Does the table handle incoming/outgoing information, etc.

-p <info type/protocol> and in our example, TCP. Here I begin to define the threshold conditions according to which the information will be examined, and according to which it will be determined whether the action defined after the -J flag will be performed on or not.

That is, here begin the conditions that determine on which specific type of traffic the action written after the -J flag will be performed.

This specific flag examines the communication protocol type that the examined information belongs to (the options are ICMP, TCP , UDP or all).

-destinattion (can be a port or an IP address, or both) is the field in which the destination of the handled traffic is examined. If it fits the required destination defined by the rule, and the requirements specified before it, then the action defined by the rule will really take place.

If we want the rule to refer to information addressed to a certain target port, the syntax will be --destination-port or -dport for short and then the port to which the package is addressed.
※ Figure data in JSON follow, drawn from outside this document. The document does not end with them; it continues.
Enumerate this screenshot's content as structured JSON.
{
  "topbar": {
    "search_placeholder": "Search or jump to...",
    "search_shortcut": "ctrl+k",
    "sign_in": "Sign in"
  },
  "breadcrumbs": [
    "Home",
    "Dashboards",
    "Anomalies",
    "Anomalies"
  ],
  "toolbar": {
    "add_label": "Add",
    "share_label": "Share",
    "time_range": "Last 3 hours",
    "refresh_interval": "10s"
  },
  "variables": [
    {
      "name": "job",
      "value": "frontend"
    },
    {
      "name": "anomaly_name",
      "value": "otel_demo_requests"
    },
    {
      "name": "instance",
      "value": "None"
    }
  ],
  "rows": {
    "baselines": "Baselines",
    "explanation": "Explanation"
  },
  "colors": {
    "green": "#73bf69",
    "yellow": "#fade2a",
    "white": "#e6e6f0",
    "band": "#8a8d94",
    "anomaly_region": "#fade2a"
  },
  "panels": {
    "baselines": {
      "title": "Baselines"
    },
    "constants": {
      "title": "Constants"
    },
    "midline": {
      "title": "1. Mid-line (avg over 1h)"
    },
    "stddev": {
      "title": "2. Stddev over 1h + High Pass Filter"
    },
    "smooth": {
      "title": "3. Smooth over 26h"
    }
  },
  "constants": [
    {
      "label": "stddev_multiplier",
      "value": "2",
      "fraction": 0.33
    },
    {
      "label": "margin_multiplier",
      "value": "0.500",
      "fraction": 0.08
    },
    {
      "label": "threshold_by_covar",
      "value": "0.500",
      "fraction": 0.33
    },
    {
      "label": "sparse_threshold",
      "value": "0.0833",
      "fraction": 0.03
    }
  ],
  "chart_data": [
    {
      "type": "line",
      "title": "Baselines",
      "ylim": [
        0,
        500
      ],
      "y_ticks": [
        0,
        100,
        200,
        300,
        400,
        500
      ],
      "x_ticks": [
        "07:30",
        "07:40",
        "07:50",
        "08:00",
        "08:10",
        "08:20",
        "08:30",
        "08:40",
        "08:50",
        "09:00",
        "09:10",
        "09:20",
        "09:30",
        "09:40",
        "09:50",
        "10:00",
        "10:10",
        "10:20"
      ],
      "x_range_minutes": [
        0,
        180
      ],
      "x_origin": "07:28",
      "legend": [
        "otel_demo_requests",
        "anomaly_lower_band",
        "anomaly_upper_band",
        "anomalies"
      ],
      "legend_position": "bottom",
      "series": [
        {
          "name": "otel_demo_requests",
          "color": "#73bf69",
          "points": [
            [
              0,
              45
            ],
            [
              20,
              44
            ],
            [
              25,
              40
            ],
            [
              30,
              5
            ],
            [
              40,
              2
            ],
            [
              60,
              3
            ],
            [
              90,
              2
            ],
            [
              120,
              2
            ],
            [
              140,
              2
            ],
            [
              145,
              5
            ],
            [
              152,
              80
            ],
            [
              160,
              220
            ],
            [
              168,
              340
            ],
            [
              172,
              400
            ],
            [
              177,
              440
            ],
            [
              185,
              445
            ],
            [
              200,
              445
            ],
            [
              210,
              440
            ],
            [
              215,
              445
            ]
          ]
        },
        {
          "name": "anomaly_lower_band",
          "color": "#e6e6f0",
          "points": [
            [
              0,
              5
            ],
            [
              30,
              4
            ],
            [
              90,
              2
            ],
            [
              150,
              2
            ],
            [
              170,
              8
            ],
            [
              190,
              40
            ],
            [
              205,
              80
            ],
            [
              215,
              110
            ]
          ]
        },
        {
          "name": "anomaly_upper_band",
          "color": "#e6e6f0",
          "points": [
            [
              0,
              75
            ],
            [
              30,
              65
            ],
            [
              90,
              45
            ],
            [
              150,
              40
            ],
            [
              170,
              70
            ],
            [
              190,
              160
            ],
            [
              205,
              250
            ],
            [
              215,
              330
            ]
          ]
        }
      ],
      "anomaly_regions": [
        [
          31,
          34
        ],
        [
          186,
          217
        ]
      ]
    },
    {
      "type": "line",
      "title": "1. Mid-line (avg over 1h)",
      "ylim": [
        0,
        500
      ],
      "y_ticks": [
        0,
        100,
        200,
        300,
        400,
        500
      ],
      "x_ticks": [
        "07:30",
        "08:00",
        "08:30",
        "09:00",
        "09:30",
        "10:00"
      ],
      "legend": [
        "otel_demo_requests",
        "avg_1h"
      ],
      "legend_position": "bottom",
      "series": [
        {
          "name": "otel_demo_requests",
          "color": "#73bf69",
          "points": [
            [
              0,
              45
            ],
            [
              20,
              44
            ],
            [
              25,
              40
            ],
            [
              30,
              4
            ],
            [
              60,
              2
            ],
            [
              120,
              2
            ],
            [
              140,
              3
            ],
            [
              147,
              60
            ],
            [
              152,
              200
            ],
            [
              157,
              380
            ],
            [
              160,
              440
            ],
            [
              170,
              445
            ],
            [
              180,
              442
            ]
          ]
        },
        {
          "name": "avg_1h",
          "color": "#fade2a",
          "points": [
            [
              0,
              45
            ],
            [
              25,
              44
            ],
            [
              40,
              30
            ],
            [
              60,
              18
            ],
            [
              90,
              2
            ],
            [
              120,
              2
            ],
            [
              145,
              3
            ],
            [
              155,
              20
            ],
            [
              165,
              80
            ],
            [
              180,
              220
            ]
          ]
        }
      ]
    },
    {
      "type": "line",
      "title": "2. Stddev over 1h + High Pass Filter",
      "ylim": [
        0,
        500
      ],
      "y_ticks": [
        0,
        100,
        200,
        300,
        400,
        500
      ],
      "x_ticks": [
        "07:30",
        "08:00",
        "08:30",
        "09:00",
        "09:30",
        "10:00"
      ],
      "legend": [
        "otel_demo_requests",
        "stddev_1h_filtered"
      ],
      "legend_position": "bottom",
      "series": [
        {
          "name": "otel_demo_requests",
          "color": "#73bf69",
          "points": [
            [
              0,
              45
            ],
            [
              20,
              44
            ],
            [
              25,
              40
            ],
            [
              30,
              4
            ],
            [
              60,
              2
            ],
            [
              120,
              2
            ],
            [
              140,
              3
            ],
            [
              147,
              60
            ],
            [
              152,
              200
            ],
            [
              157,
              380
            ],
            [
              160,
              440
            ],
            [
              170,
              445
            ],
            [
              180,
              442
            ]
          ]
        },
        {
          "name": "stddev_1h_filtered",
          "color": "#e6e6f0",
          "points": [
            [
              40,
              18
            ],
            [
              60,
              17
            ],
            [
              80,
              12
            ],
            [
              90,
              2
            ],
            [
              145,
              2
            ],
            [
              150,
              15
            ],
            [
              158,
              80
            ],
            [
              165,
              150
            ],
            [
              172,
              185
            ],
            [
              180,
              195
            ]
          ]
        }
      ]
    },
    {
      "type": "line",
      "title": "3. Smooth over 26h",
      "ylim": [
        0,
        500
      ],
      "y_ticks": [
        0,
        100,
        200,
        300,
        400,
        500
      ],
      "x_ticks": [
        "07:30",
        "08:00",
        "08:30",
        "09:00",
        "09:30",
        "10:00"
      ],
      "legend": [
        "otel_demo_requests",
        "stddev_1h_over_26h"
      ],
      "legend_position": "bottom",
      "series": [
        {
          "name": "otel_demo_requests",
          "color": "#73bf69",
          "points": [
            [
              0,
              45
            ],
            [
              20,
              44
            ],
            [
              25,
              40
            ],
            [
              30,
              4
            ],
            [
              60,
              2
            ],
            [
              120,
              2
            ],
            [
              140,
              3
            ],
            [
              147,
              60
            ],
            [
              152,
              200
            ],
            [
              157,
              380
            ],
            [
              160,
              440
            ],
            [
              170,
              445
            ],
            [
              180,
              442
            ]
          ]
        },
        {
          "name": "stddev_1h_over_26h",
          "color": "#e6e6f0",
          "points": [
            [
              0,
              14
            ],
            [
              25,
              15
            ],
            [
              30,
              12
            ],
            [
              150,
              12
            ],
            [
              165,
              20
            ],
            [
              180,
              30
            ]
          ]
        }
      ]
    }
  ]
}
If we want the rule to apply to a destination that is an IP address, the syntax will be: -d <ip address> , where the IP address can also be entered as the textual URL address, and the DNS protocol will translate/resolve it.

* (You can also add the flag -s here, which will limit the reference of the rule only to the information that comes from the address of a specified source that will be written after it. )

-J (in our example REDIRECT TO) As mentioned above, here begins the second part of the rule which actually defines the way of handling the traffic if it fits the requirements of the first part.

The command REDIRECT can be appended to --to-port, and this syntax will define routing to the port that will be specified after the command.

Additional flag arguments for ‘-J ’ are:

A. DNAT –to-destination <ip address> and this syntax will define routing to the IP address that will be defined in this field.

B. DROP which omits the package (forbids its passage).

C. ACCEPT which allows the acceptance of the information.

D. MASQUERADE - This command does not touch the destination for which the package is addressed, but it overwrites the sender's information, or rather leaves it as it were when it had arrived on our computer.

Normally, a package sent from us will specify our computer as the sender, but using this command will make our computer transparent to the target device.

The resultant packets will show the initial sender (who had sent us the package) as the only direct sender of the package to the destination.

G. SNAT - In addition, the source address can be rewritten as any address we want (not necessarily the initial source address of the device that had it sent to us), using the ‘-snat’ flag, which will be written after the ‘-J’ flag, and will indicate any address we want to use to spoof the source.

The above example ( Iptables -t NAT -A PREROUTING -p tcp --destination-port 80 -j REDIRECT --to-port 8080 ), is a rule that is implemented as part of a "man in the middle" attack, wherein the attacker intercepts SSL encrypted information and needs to decrypt (or strip) the encryption.

In order to do this, there’s a need to redirect all of the traffic that enters the device on port 80 (the browsing port of the browser) to another port, where the attacker can perform the process of stripping the SSL.

The command basically specifies, "Insert the following instruction into the incoming NAT table:

'If information from port 80 of the protocol TCP enters this device, it must be redirected to port 8080'".

On port 8080 the information will be decrypted by the software SSLSTRIP which we had instructed to listen on this port beforehand.

Another example of the use of iptables:

Iptables -t nat -A PREROUTING -p tcp -s 10.0.0.8 –d www.google.com -j DNAT –to-destination www.gogle.co.il

And with this command I actually alter the destination of the package from Google to another site (could be a phishing site I had prepared). As part of the "man-in-the-middle attack" I can perform this manipulation on the traffic that passes through my device from the victim (in this case, the address 10.0.0.8) to the router, and thus all of the information that will be sent by him to a site X will reach the site Y which I had defined instead.